MIT is helping the Boston Fed build a CBDC that can be scaled for consumer use
Can MIT help the U.S. catch up to China in the CBDC race?
The MIT Digital Currency Initiative, or DCI, is helping the federal reserve bank of Boston build a digital currency with the goal of scaling for consumer use. The DCI’s director Neha Narula told Cointelegraph:
“We’re trying to build a high throughput, low latency transaction system that could be used by consumers and could handle the security and resilience required for a national currency.”
The multi-year collaboration between the two organizations is still in very early stages and not much information is being released to the public. Yet the focus is not on building a newer version of interbank digital ledger, but rather something that the consumers would be able to use. It is hard to estimate the required transactional throughput of such technology, but considering that the U.S. population is around 330 million and the fact that the dollar is the most widely used currency in the world (some nations have even officially adopted it), this number would have to be rather high.

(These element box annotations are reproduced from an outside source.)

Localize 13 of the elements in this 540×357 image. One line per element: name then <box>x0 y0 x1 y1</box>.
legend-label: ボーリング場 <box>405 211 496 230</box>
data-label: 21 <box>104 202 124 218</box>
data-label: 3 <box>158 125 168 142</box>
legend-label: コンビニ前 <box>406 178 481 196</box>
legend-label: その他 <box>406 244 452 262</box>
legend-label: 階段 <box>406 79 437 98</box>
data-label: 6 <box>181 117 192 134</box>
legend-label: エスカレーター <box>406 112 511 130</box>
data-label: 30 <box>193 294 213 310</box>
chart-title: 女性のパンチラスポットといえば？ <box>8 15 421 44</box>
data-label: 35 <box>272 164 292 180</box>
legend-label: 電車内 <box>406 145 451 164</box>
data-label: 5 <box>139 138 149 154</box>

Narula said that the DCI’s task is to build a technology that will be released under the MIT license. The project is expected to span two to three years and the final say over whether it ends up being used to issue a digital dollar lies with the legislators and policymakers. Seemingly one of the cornerstone issues of the project is deciding on the levels of privacy and anonymity that potential users should be afforded:
“So in our second year, we are going to be more deeply investigating what kinds of trade-offs we can make to achieve privacy or anonymity while at the same time being compliant with laws.”
The researchers have examined existing technologies and have not identified any that would be suitable for their task. The mandate that the DCI has from the Fed is to build a new technology from scratch:
“We don’t believe that any of the existing platforms that we’ve seen have been designed specifically for a CBDC use case. And we’re not sure whether they can fulfill the requirements of a CBDC use case. It might be that the existing platforms can, but our mandate is to start from scratch and to design what we think would be a CBDC-first design.”
At this point, Nurala was not willing to share whether the backbone of this new technology was going to be blockchain or not. She said, “we’re going to be creating a design that pulls from best practices in distributed and cryptographic systems broadly.
The DCI has examined Facebook’s Libra and, although its technology is interesting, Narula does not believe that central banks would be willing to use a technology that was built by a private sector company and over which they do not have full control.
According to Narula, though the DCI employs cryptographers, it may seek outside help in the future. Narula said that all research and code generated by the DCI throughout the project will be made available to the public in future.
We do not know if this is the only digital currency project led by the U.S. government that is focused on building this technology, but if that is the case, the U.S. would seem to be lagging far behind China in the digital currency race. It is therefore unlikely that the government will be able to adapt anything that comes from this project before 2024 or 2025 at earliest.